South of New Zealand in the Tasman Sea is a stretch of stormy ocean where the waves regularly swell 20 feet (6 meters) or more and the winds blow at 30 mph (48 km/h) on a good day. Deep below these stormy seas, Earth is unquiet, too. This region is home to the Puysegur Trench, site of one of the youngest subduction zones on the planet. Here, the Australian plate is shoved under the Pacific plate, creating frequent large earthquakes, including a 7.2-magnitude quake in 2004. 

Now, new research reveals how this baby subduction zone came to be: Over millions of years, a bit of the “hidden” continent of Zealandia on the boundary between the Australian and Pacific plates, got stretched and shifted in a way that led the denser oceanic crust to slam into — and under — it. This finding that positioning different types of crust against one another at a preexisting plate boundary leads to subduction may help to explain how other new subduction zones around the world form.

“Subduction zones are one of the most important, if not the most important, plate boundaries,” said study lead author Brandon Shuck, a doctoral candidate at The University of Texas at Austin. “They’re really the main drivers of plate tectonics, so they’re the primary reason why the plates on Earth actually move. And also they’re very destructive plate boundaries. …We don’t really understand well how they start out and how they form in the first place.” 

Research in the ‘Furious Forties’

Subduction zone formation is mysterious because subduction zones are, by nature, destructive. When a plate of oceanic crust dives under continental crust, the rocks at the surface twist, break and deform. The oceanic slab, meanwhile, churns into the mantle, where it’s melted beyond recognition. This leaves little geological history behind to study. 

The subduction zone in the Puysegur margin is young enough that this history has not yet been erased. That makes it an ideal spot to answer the question of how subduction zones form in the first place, Shuck told Live Science. There’s not yet any good explanation of how tectonic plates break open and start subducting. 

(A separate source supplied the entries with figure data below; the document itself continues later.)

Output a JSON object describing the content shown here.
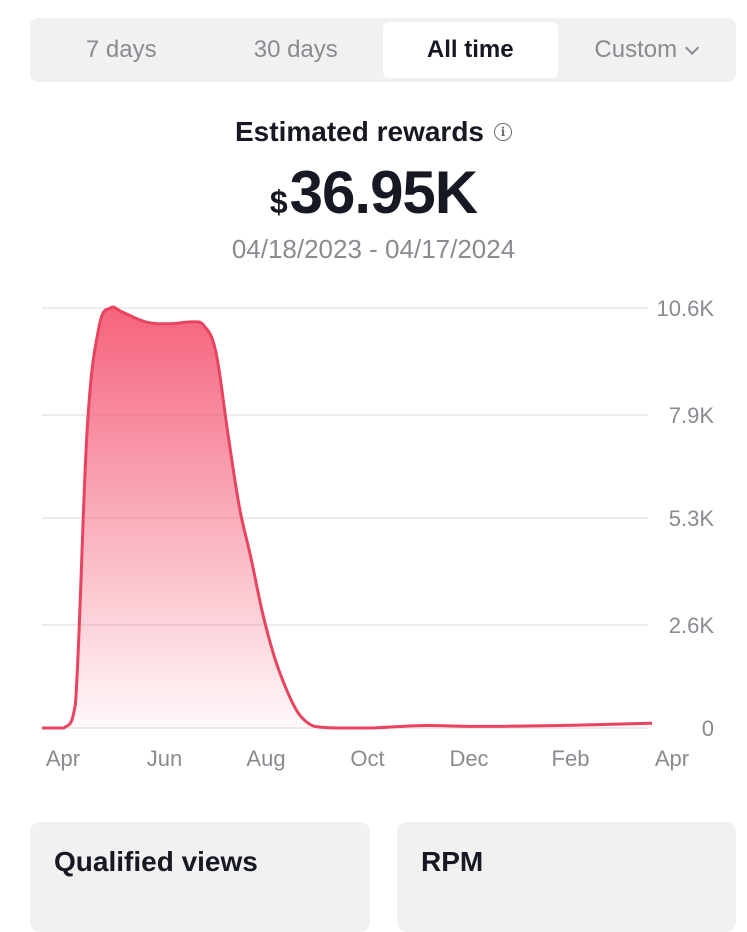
{
  "tabs": [
    {
      "label": "7 days"
    },
    {
      "label": "30 days"
    },
    {
      "label": "All time"
    },
    {
      "label": "Custom"
    }
  ],
  "summary": {
    "title": "Estimated rewards",
    "currency": "$",
    "value": "36.95K",
    "date_range": "04/18/2023 - 04/17/2024"
  },
  "colors": {
    "line": "#e8445f",
    "fill_top": "#f45b76",
    "grid": "#e6e6e8",
    "axis_text": "#8a8b91"
  },
  "chart_data": {
    "type": "area",
    "title": "",
    "xlabel": "",
    "ylabel": "",
    "x_tick_labels": [
      "Apr",
      "Jun",
      "Aug",
      "Oct",
      "Dec",
      "Feb",
      "Apr"
    ],
    "y_tick_labels": [
      "10.6K",
      "7.9K",
      "5.3K",
      "2.6K",
      "0"
    ],
    "y_ticks": [
      10600,
      7900,
      5300,
      2600,
      0
    ],
    "ylim": [
      0,
      10600
    ],
    "grid": true,
    "y_axis_side": "right",
    "series": [
      {
        "x": [
          "2023-04-18",
          "2023-05-01",
          "2023-05-08",
          "2023-05-15",
          "2023-05-22",
          "2023-05-29",
          "2023-06-05",
          "2023-06-19",
          "2023-07-03",
          "2023-07-17",
          "2023-07-24",
          "2023-07-31",
          "2023-08-07",
          "2023-08-14",
          "2023-08-21",
          "2023-08-28",
          "2023-09-04",
          "2023-09-11",
          "2023-09-18",
          "2023-09-25",
          "2023-10-02",
          "2023-10-16",
          "2023-11-01",
          "2023-12-01",
          "2024-01-01",
          "2024-02-01",
          "2024-03-01",
          "2024-04-17"
        ],
        "y": [
          0,
          0,
          600,
          7500,
          10100,
          10600,
          10500,
          10250,
          10200,
          10250,
          10150,
          9500,
          7500,
          5600,
          4300,
          2900,
          1800,
          1000,
          400,
          100,
          20,
          0,
          0,
          60,
          40,
          50,
          70,
          120
        ]
      }
    ]
  },
  "cards": [
    {
      "label": "Qualified views"
    },
    {
      "label": "RPM"
    }
  ]
}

Studying the Puysegur margin is no easy feat, though, because it’s in the “Roaring Forties,” the latitudes between 40 degrees south and 50 degrees south where the winds and currents are brutal. Scientists aboard the research vessel Marcus Langseth set out to this region in 2018 as part of the South Island Subduction Initiation Experiment. It was a challenging trip, Shuck said. The crew had to spend almost a quarter of the time sheltering behind islands to avoid gales. 

“Our boat was rolling side to side by like 20 degrees at one point,” Shuck said. “It was a mess.”

In spite of the weather, the researchers were able to deploy seafloor seismometers and to take seismic surveys of the subsurface, a method which uses reflected sound waves to see underground structures.